Merging Perspectives on Secondary Minerals on Mars: A Review of Ancient Water-Rock Interactions in Gale Crater Inferred from Orbital and In-Situ Observations

Phyllosilicates, sulfates, and Fe oxides are the most prevalent secondary minerals detected on Mars from orbit and the surface, including in the Mars Science Laboratory Curiosity rover's field site at Gale crater. These records of aqueous activity have been investigated in detail in Gale crater, where Curiosity's X-ray diffractometer allows for direct observation and detailed characterization of mineral structure and abundance. This capability provides critical ground truthing to better understand how to interpret Martian mineralogy inferred from orbital datasets. Curiosity is about to leave behind phyllosilicate-rich strata for more sulfate-rich terrains, while the Mars 2020 Perseverance rover is in its early exploration of ancient sedimentary strata in Jezero crater. It is thus an appropriate time to review Gale crater's mineral distribution from multiple perspectives, utilizing the range of chemical, mineralogical, and spectral measurements provided by orbital and in situ observations.
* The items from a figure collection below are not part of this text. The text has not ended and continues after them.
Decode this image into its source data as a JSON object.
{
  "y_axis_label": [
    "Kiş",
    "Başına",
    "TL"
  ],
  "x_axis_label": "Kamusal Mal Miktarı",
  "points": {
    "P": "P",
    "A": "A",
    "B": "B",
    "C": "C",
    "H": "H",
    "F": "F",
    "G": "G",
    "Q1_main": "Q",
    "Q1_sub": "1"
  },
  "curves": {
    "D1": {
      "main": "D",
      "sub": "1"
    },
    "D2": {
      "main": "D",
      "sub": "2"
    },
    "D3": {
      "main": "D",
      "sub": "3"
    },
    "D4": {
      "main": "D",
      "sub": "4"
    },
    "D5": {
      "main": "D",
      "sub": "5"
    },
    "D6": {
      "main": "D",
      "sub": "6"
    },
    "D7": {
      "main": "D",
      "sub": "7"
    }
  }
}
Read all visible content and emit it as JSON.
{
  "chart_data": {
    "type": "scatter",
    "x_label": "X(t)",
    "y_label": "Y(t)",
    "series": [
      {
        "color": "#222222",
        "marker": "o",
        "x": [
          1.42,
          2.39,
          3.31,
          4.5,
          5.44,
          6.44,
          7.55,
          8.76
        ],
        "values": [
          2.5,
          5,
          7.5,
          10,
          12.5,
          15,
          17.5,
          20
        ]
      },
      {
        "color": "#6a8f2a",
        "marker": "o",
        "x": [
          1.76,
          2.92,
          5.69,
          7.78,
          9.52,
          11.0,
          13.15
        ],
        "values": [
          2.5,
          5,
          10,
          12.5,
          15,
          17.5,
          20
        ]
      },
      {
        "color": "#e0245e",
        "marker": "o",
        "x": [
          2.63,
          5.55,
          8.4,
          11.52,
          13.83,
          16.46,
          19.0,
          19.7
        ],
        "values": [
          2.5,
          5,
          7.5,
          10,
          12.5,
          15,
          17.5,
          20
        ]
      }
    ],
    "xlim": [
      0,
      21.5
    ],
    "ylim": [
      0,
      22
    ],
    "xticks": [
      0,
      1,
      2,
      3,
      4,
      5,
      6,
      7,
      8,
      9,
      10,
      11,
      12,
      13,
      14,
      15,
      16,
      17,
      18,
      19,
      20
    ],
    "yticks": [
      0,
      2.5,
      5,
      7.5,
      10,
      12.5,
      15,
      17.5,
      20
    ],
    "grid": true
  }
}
This review compares orbital predictions of composition in Gale crater with higher fidelity (but more spatially restricted) in situ measurements by Curiosity, and we synthesize how this information contributes to our understanding of water-rock interaction in Gale crater. In the context of combining these disparate spatial scales, we also discuss implications for the larger understanding of martian surface evolution and the need for a wide range of data types and scales to properly reconstruct ancient geologic processes using remote methods.

Automated summary

Through the study of Curiosity rover in Gale crater, we can better understand the mineralogical characteristics and water activity records of Mars. As the exploration range of the rover expands, the understanding of geological processes on the Martian surface becomes more comprehensive.